IP電話乗っ取り高額請求事件にようやく進展があったようです。
IP電話乗っ取り被害の一部、NTT東西が返金
インターネットを使う「IP電話」が乗っ取られて勝手に国際電話をかけられる問題で、NTT東日本、西日本は6日、既に請求した高額な国際電話料金の一部について、「料金相当額を負担する」と発表した。事実上の返金となる。
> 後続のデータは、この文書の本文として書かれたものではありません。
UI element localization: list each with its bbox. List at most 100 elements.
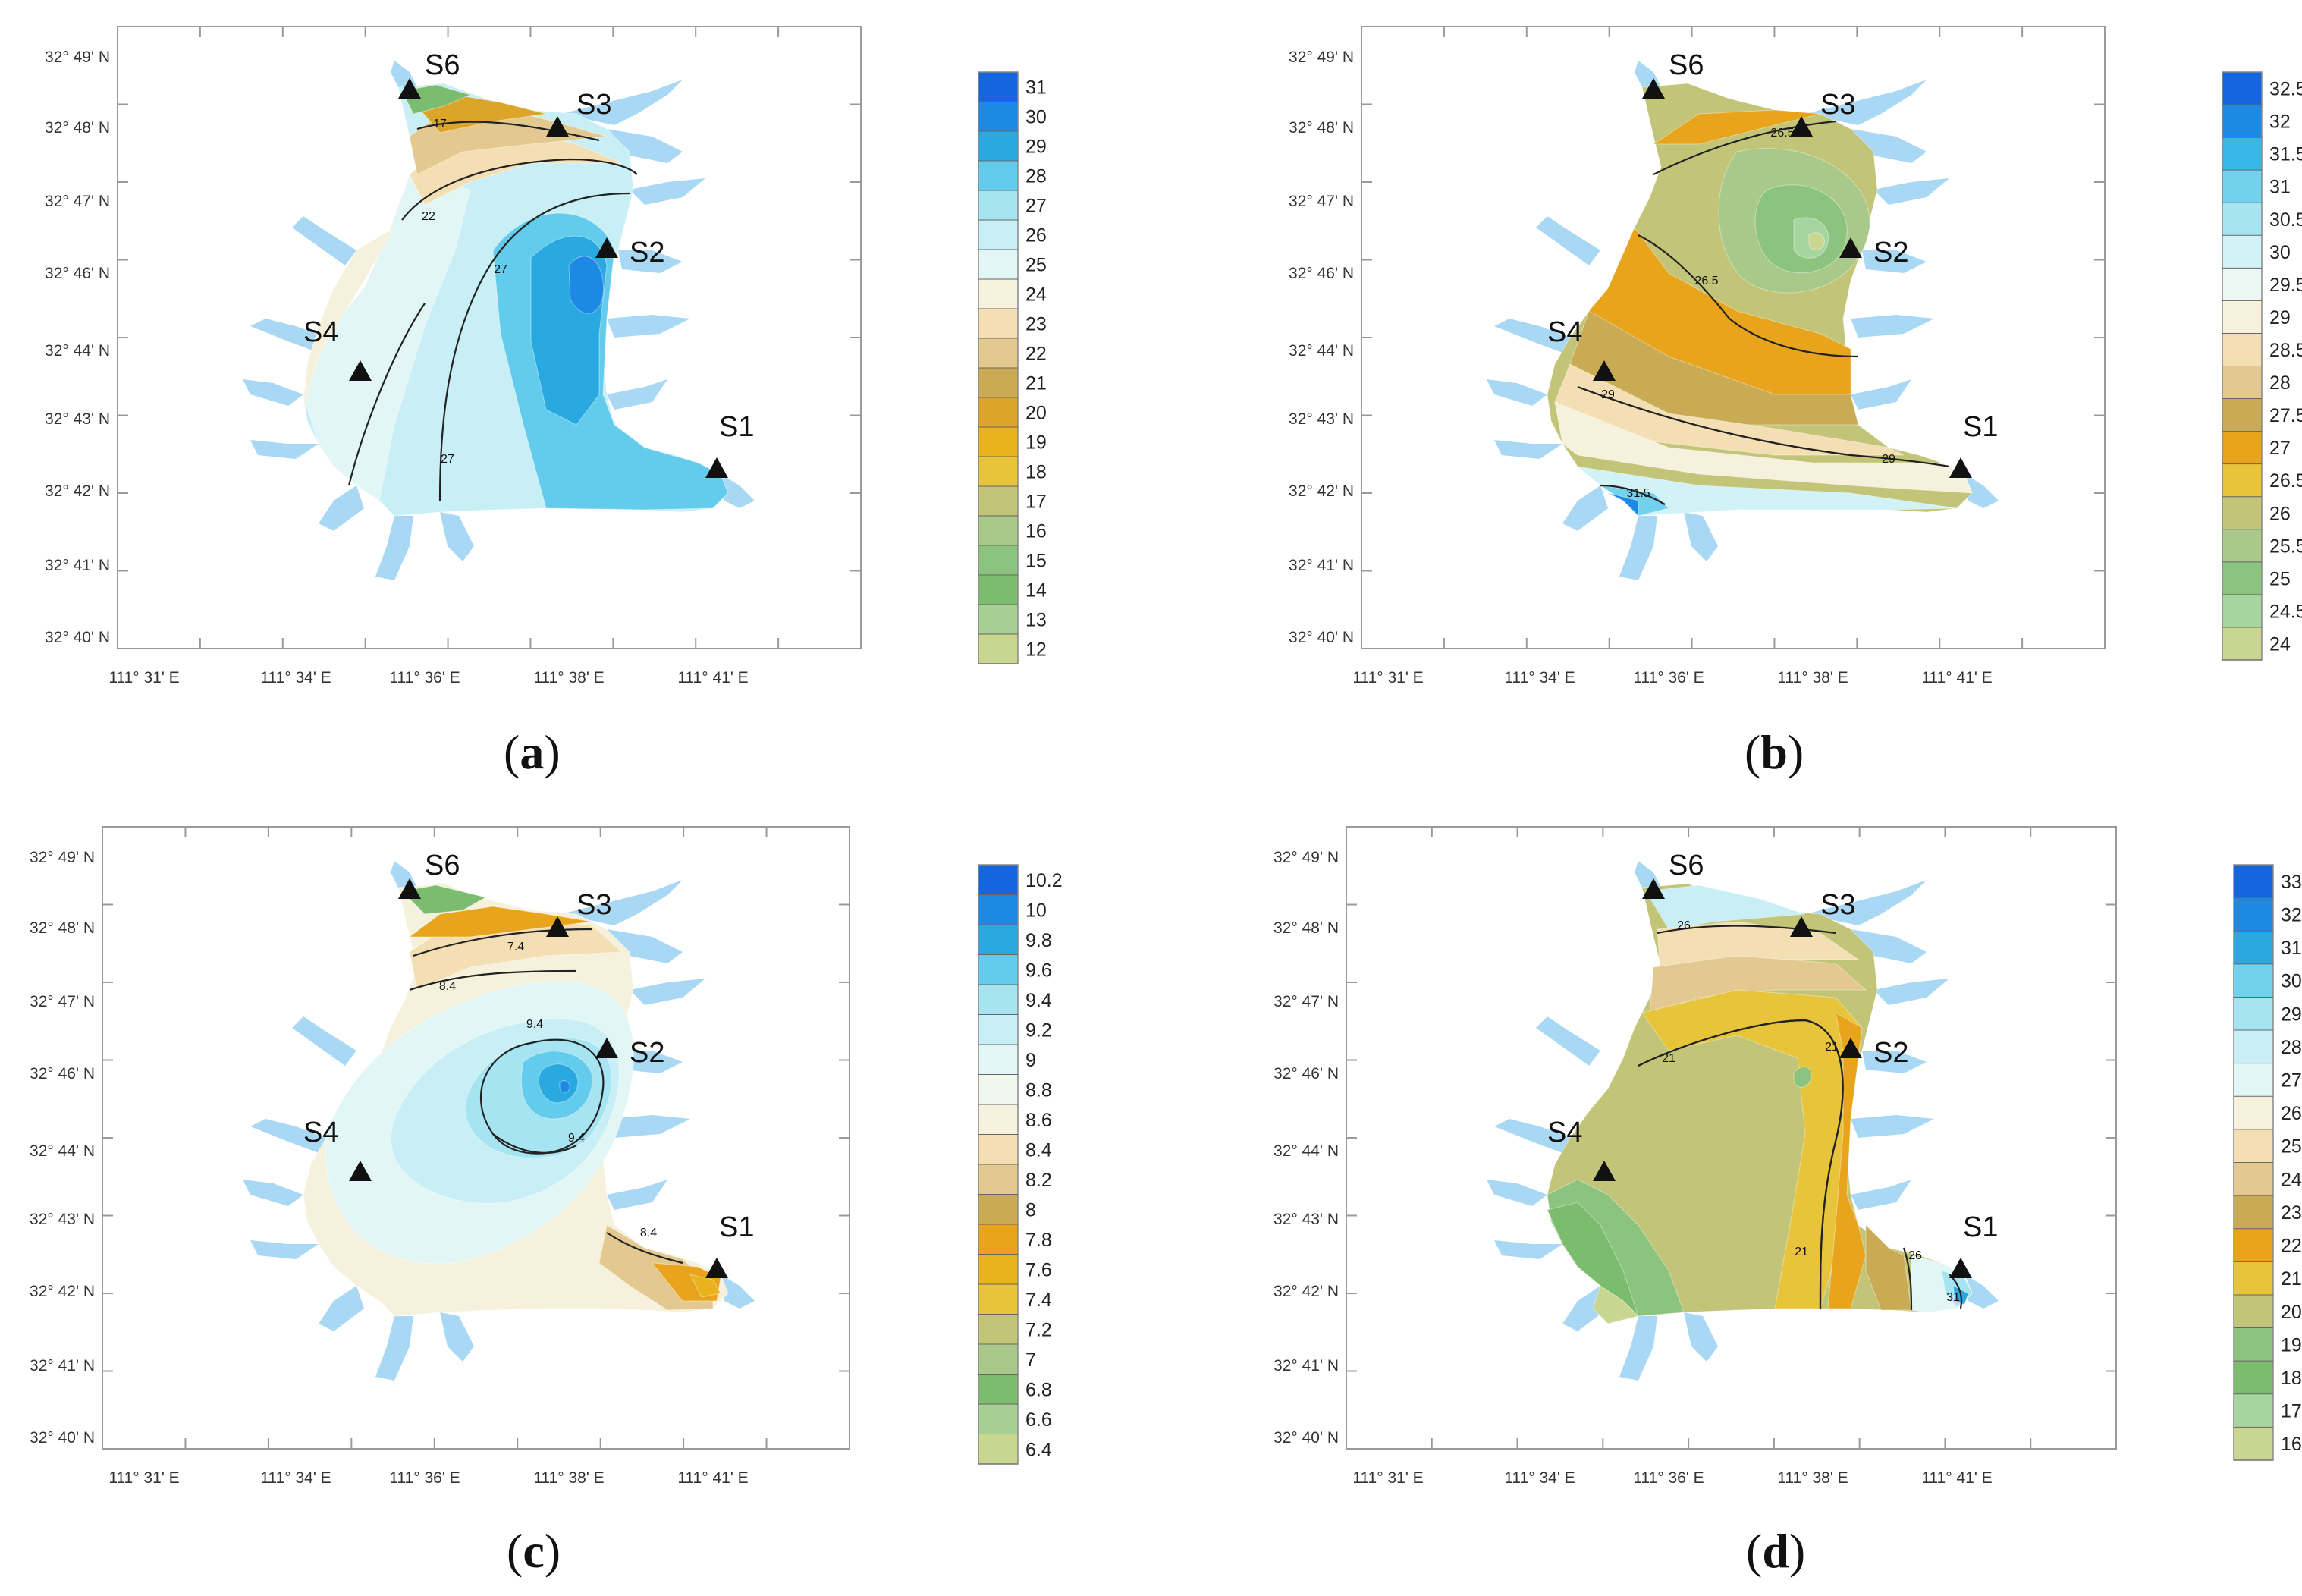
isoline-band [400,884,487,915]
lon-label: 111° 41' E [677,1469,748,1487]
colorbar-tick: 6.6 [1025,1409,1052,1431]
lat-label: 32° 49' N [1289,49,1354,66]
tributary-arm [630,979,705,1005]
contour-line [1638,234,1859,358]
colorbar-tick: 29 [2269,307,2291,328]
tributary-arm [292,216,356,265]
tributary-arm [1494,319,1570,353]
isoline-band [1554,401,1973,494]
colorbar-tick: 24 [2269,633,2291,655]
isoline-band [1652,109,1821,145]
lon-label: 111° 38' E [533,1469,604,1487]
isoline-band [539,1063,579,1104]
colorbar-swatch [2234,1427,2273,1461]
lat-label: 32° 49' N [45,49,110,66]
lat-label: 32° 44' N [1289,342,1354,360]
tributary-arm [1851,315,1934,338]
lon-label: 111° 34' E [260,1469,331,1487]
colorbar-tick: 30 [2269,242,2291,263]
colorbar-tick: 21 [2281,1268,2302,1290]
lat-label: 32° 47' N [1273,993,1339,1010]
tributary-arm [250,440,319,459]
colorbar-swatch [2234,963,2273,998]
lat-label: 32° 42' N [30,1283,95,1300]
colorbar-tick: 22 [2281,1236,2302,1257]
colorbar-swatch [978,1284,1018,1315]
colorbar-tick: 7.6 [1025,1259,1052,1280]
map-content: 7.4 8.4 9.4 9.4 8.4 S6 S3 S2 S4 S1 [243,850,755,1381]
colorbar-tick: 26 [2281,1103,2302,1124]
colorbar-tick: 7.8 [1025,1230,1052,1251]
colorbar-swatch [2234,1063,2273,1097]
colorbar-tick: 24.5 [2269,601,2302,622]
colorbar-tick: 7.2 [1025,1319,1052,1340]
colorbar-tick: 31 [2281,938,2302,959]
colorbar-swatch [978,985,1018,1015]
colorbar-swatch [978,338,1018,369]
station-label-s1: S1 [719,1211,754,1243]
colorbar-tick: 17 [1025,492,1047,513]
lat-label: 32° 44' N [45,342,110,360]
tributary-arm [607,1180,667,1210]
colorbar-swatch [2234,1228,2273,1262]
contour-label: 31 [1946,1291,1960,1304]
colorbar-swatch [2222,72,2262,105]
station-marker [1593,1161,1616,1181]
colorbar-tick: 25 [2269,568,2291,589]
contour-label: 17 [433,118,447,130]
lon-label: 111° 31' E [108,1469,179,1487]
lon-label: 111° 41' E [677,669,748,686]
isoline-band [1607,492,1639,517]
tributary-arm [1536,1016,1600,1066]
lat-label: 32° 43' N [1273,1211,1339,1228]
colorbar-swatch [2222,333,2262,366]
colorbar-swatch [978,865,1018,895]
colorbar-swatch [978,1074,1018,1105]
colorbar-tick: 26 [1025,225,1047,247]
colorbar-swatch [2234,1261,2273,1296]
tributary-arm [1851,929,1927,963]
colorbar-swatch [978,575,1018,605]
colorbar-tick: 32 [2281,904,2302,925]
lat-label: 32° 43' N [30,1211,95,1228]
colorbar-swatch [978,1434,1018,1465]
isoline-band [303,226,396,410]
isoline-band [1827,1012,1867,1309]
contour-label: 29 [1601,388,1615,401]
isoline-band [568,256,605,314]
colorbar-swatch [978,1194,1018,1225]
lat-label: 32° 40' N [1289,629,1354,646]
colorbar-tick: 29 [1025,137,1047,158]
caption-b: (b) [1745,725,1804,779]
colorbar-swatch [978,161,1018,191]
lat-label: 32° 46' N [30,1065,95,1082]
lat-label: 32° 46' N [1289,265,1354,282]
station-label-s2: S2 [1873,1037,1908,1069]
colorbar-tick: 8.8 [1025,1079,1052,1101]
colorbar-swatch [978,220,1018,250]
colorbar-swatch [2222,203,2262,236]
station-marker [398,878,421,899]
tributary-arm [721,1274,755,1309]
tributary-arm [1619,1316,1657,1381]
tributary-arm [561,80,683,125]
colorbar-tick: 32.5 [2269,79,2302,100]
colorbar-tick: 30 [1025,107,1047,128]
colorbar-tick: 30.5 [2269,209,2302,231]
lat-label: 32° 48' N [30,919,95,937]
contour-line [1600,484,1666,505]
tributary-arm [607,929,683,963]
contour-label: 26 [1908,1249,1922,1262]
tributary-arm [292,1016,356,1066]
colorbar-swatch [2234,1030,2273,1064]
colorbar-swatch [2234,1096,2273,1130]
colorbar-swatch [2234,931,2273,965]
station-marker [1593,360,1616,381]
colorbar-tick: 23 [1025,314,1047,335]
colorbar-tick: 27 [1025,196,1047,217]
colorbar-tick: 19 [2281,1334,2302,1356]
station-label-s3: S3 [576,89,611,121]
lat-label: 32° 42' N [1289,482,1354,500]
contour-label: 9.4 [526,1018,543,1031]
colorbar-tick: 29.5 [2269,275,2302,296]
(読売新聞)
なんとこれまでの被害は約120件、総額約7,000万円以上(NTT東日本が約90件・約5,500万円、NTT西日本が約20件・約1,600万円)とのこと。
ここまで多くの被害が出ているのにもかかわらず約款にて全額請求、支払わなければ電話停止という対応を取っていたNTT東西。総務省の指導があってようやく重い腰を上げたのでしょうか?
IP電話乗っ取られる被害、強制遮断を要請へ 総務省
「IP電話」を乗っ取られ、多額の国際電話代を請求される被害が多発していることから、総務省は6日、通信会社に対し、不審な通信に気づいたら強制的に回線を切ることを求める方針を決めた。乗っ取りに気づいていない利用者の被害額が膨らむのを防ぐねらいだ。総務省が、7日にも通信業界に要請する。(朝日新聞デジタル)
NTT東西は、これまで2営業日ほどかかった国際通話停止の手続きも7月下旬からは、申し込みの当日中に止めるとのこと。
全額返金ではないので注意
NTT東西は、「利用者が国際通話を停止を求めて、停止になるまでの期間に発生した被害」に限定して返金に応じるとのことなので、停止依頼していない期間に被った被害は対象外。被害に遭っても大丈夫というわけではありませんので、IP電話・ひかり電話の乗っ取り対策はしっかり行っておいたほうがよいでしょう。
通信の秘密の遵守や約款が最優先なのか?
そもそもIP電話乗っ取りでの通信状態は人間が行う範囲を超えています。
ある被害例では、3日間に1回30秒ほどの通話を1万5,000回。単純計算すると1時間に200回、1分間に3回電話をかけていることになる。こんなこと人が物理的に出来るようなことではない、あきらかに異常な状態であることがわかるはずです。
憲法が定める「通信の秘密」を守る義務から、通信会社は無断で利用者の通話内容を監視したり、回線を切ったりすることができない。だが、IP電話の被害は、利用者が気づかないことが多い。総務省は、通信会社が乗っ取られた可能性が高いと判断すれば、回線を止めても違法性は問われないと判断した。(朝日新聞デジタル)
これは、総務省の判断が妥当でしょう。明かな異常事態というのは、例外扱いするべきで、それを平時の規則に当てはめて対応というのは、むしろ公序良俗に反する行為のようにも思われます。
もちろん悪質な犯人が一番悪いのですが、電話もインターネット網で利用する時代なので、通信会社も利用者もセキュリティに対して一層の留意が必要なのかもしれません。